As we move toward 2025, investors are eyeing sectors that could potentially deliver robust returns. BlackRock, a titan in financial management, points to infrastructure and cybersecurity as two vital areas poised to capitalize on the technological revolution spurred by artificial intelligence (AI). Jay Jacobs, the company’s U.S. head of thematic and active exchange-traded funds (ETFs), emphasizes that we are merely at the inception of the AI adoption wave, suggesting a plethora of investment opportunities yet to be realized.
The enthusiasm surrounding AI is not without reason. Jacobs notes that the burgeoning demand for AI capabilities necessitates substantial physical resources, particularly data centers. These data centers are critical for processing the massive volumes of data generated by AI applications. As companies strive to enhance their AI offerings, the resources that support these technological advancements—such as energy, raw materials like copper, and real estate—are set to experience heightened demand. The underlying physicality of technology, often overshadowed by the allure of intangible digital solutions, remains an important aspect that investors must not overlook.
With the increasing value of data comes an escalating need for robust cybersecurity strategies. Jacobs underscores that as businesses collect and store more sensitive information, the imperative to safeguard this data intensifies. Cybersecurity is evolving from a mere operational necessity into a strategic investment opportunity.
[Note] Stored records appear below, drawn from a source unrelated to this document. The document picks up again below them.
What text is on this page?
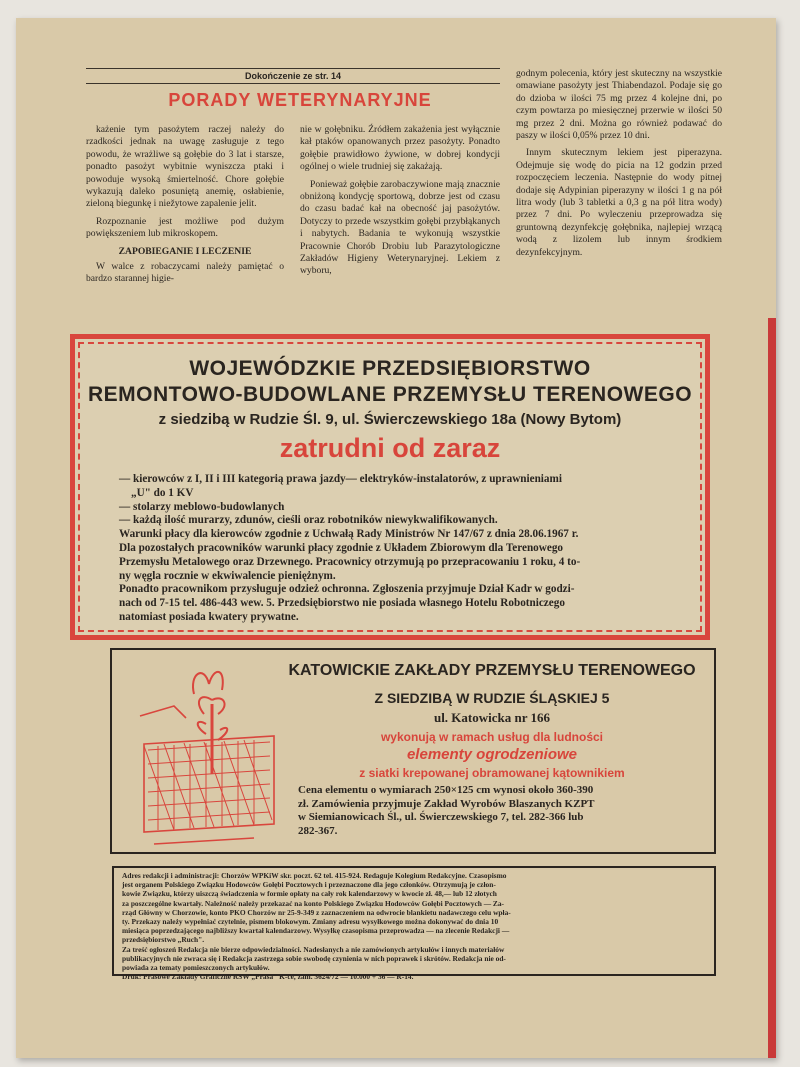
Dokończenie ze str. 14
PORADY WETERYNARYJNE

każenie tym pasożytem raczej należy do rzadkości jednak na uwagę zasługuje z tego powodu, że wrażliwe są gołębie do 3 lat i starsze, ponadto pasożyt wybitnie wyniszcza ptaki i powoduje wysoką śmiertelność. Chore gołębie wykazują daleko posuniętą anemię, osłabienie, zieloną biegunkę i niežytowe zapalenie jelit.

Rozpoznanie jest możliwe pod dużym powiększeniem lub mikroskopem.

ZAPOBIEGANIE I LECZENIE

W walce z robaczycami należy pamiętać o bardzo starannej higie-

nie w gołębniku. Źródłem zakażenia jest wyłącznie kał ptaków opanowanych przez pasożyty. Ponadto gołębie prawidłowo żywione, w dobrej kondycji ogólnej o wiele trudniej się zakażają.

Ponieważ gołębie zarobaczywione mają znacznie obniżoną kondycję sportową, dobrze jest od czasu do czasu badać kał na obecność jaj pasożytów. Dotyczy to przede wszystkim gołębi przybłąkanych i nabytych. Badania te wykonują wszystkie Pracownie Chorób Drobiu lub Parazytologiczne Zakładów Higieny Weterynaryjnej. Lekiem z wyboru,

godnym polecenia, który jest skuteczny na wszystkie omawiane pasożyty jest Thiabendazol. Podaje się go do dzioba w ilości 75 mg przez 4 kolejne dni, po czym powtarza po miesięcznej przerwie w ilości 50 mg przez 2 dni. Można go również podawać do paszy w ilości 0,05% przez 10 dni.

Innym skutecznym lekiem jest piperazyna. Odejmuje się wodę do picia na 12 godzin przed rozpoczęciem leczenia. Następnie do wody pitnej dodaje się Adypinian piperazyny w ilości 1 g na pół litra wody (lub 3 tabletki a 0,3 g na pół litra wody) przez 7 dni. Po wyleczeniu przeprowadza się gruntowną dezynfekcję gołębnika, najlepiej wrzącą wodą z lizolem lub innym środkiem dezynfekcyjnym.

WOJEWÓDZKIE PRZEDSIĘBIORSTWO
REMONTOWO-BUDOWLANE PRZEMYSŁU TERENOWEGO
z siedzibą w Rudzie Śl. 9, ul. Świerczewskiego 18a (Nowy Bytom)
zatrudni od zaraz
— kierowców z I, II i III kategorią prawa jazdy— elektryków-instalatorów, z uprawnieniami
„U" do 1 KV
— stolarzy meblowo-budowlanych
— każdą ilość murarzy, zdunów, cieśli oraz robotników niewykwalifikowanych.
Warunki płacy dla kierowców zgodnie z Uchwałą Rady Ministrów Nr 147/67 z dnia 28.06.1967 r.
Dla pozostałych pracowników warunki płacy zgodnie z Układem Zbiorowym dla Terenowego
Przemysłu Metalowego oraz Drzewnego. Pracownicy otrzymują po przepracowaniu 1 roku, 4 to-
ny węgla rocznie w ekwiwalencie pieniężnym.
Ponadto pracownikom przysługuje odzież ochronna. Zgłoszenia przyjmuje Dział Kadr w godzi-
nach od 7-15 tel. 486-443 wew. 5. Przedsiębiorstwo nie posiada własnego Hotelu Robotniczego
natomiast posiada kwatery prywatne.
KATOWICKIE ZAKŁADY PRZEMYSŁU TERENOWEGO
Z SIEDZIBĄ W RUDZIE ŚLĄSKIEJ 5
ul. Katowicka nr 166
wykonują w ramach usług dla ludności
elementy ogrodzeniowe
z siatki krepowanej obramowanej kątownikiem
Cena elementu o wymiarach 250×125 cm wynosi około 360-390
zł. Zamówienia przyjmuje Zakład Wyrobów Blaszanych KZPT
w Siemianowicach Śl., ul. Świerczewskiego 7, tel. 282-366 lub
282-367.
Adres redakcji i administracji: Chorzów WPKiW skr. poczt. 62 tel. 415-924. Redaguje Kolegium Redakcyjne. Czasopismo
jest organem Polskiego Związku Hodowców Gołębi Pocztowych i przeznaczone dla jego członków. Otrzymują je człon-
kowie Związku, którzy uiszczą świadczenia w formie opłaty na cały rok kalendarzowy w kwocie zł. 48,— lub 12 złotych
za poszczególne kwartały. Należność należy przekazać na konto Polskiego Związku Hodowców Gołębi Pocztowych — Za-
rząd Główny w Chorzowie, konto PKO Chorzów nr 25-9-349 z zaznaczeniem na odwrocie blankietu nadawczego celu wpła-
ty. Przekazy należy wypełniać czytelnie, pismem blokowym. Zmiany adresu wysyłkowego można dokonywać do dnia 10
miesiąca poprzedzającego najbliższy kwartał kalendarzowy. Wysyłkę czasopisma przeprowadza — na zlecenie Redakcji —
przedsiębiorstwo „Ruch".
Za treść ogłoszeń Redakcja nie bierze odpowiedzialności. Nadesłanych a nie zamówionych artykułów i innych materiałów
publikacyjnych nie zwraca się i Redakcja zastrzega sobie swobodę czynienia w nich poprawek i skrótów. Redakcja nie od-
powiada za tematy pomieszczonych artykułów.
Druk: Prasowe Zakłady Graficzne RSW „Prasa" K-ce, zam. 3624/72 — 10.000 + 36 — R-14.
Jacobs predicts that companies within the cybersecurity sector, alongside software firms catering to this demand, will witness significant revenue growth. This sector’s growth is not just a response to immediate challenges; it potentially represents a long-term trajectory driven by the transformation of how we conceive and handle data in the AI landscape.
Jacobs advocates for a broader investment strategy that encompasses more than the traditional megacap technology firms. He brings attention to the rising stars in the semiconductor and data center space, as well as lesser-known software companies that are all integral to supporting AI infrastructures. This diversification is crucial; as the AI ecosystem expands, so too does the breadth of companies benefiting from this transformation. Jacobs points investors to specific ETFs, such as BlackRock’s iShares Future AI & Tech ETF (ARTY) and iShares AI Innovation and Tech Active ETF (BAI), which reflect this evolving investment thesis.
As we stand on the brink of 2025, the implications of AI on investment strategies are profound. The intertwining of infrastructure and cybersecurity within the technology sector presents unique and valuable opportunities. Jacobs’ insights serve as a clarion call for investors to recalibrate their perspectives and explore the broader investment landscape that goes beyond conventional tech giants. By acknowledging the foundational elements that sustain AI advancements and the imperative of data protection, investors can position themselves to navigate the complexities and capitalize on the tremendous possibilities that lie ahead. In short, the future looks promising for those willing to adapt and broaden their investment horizons.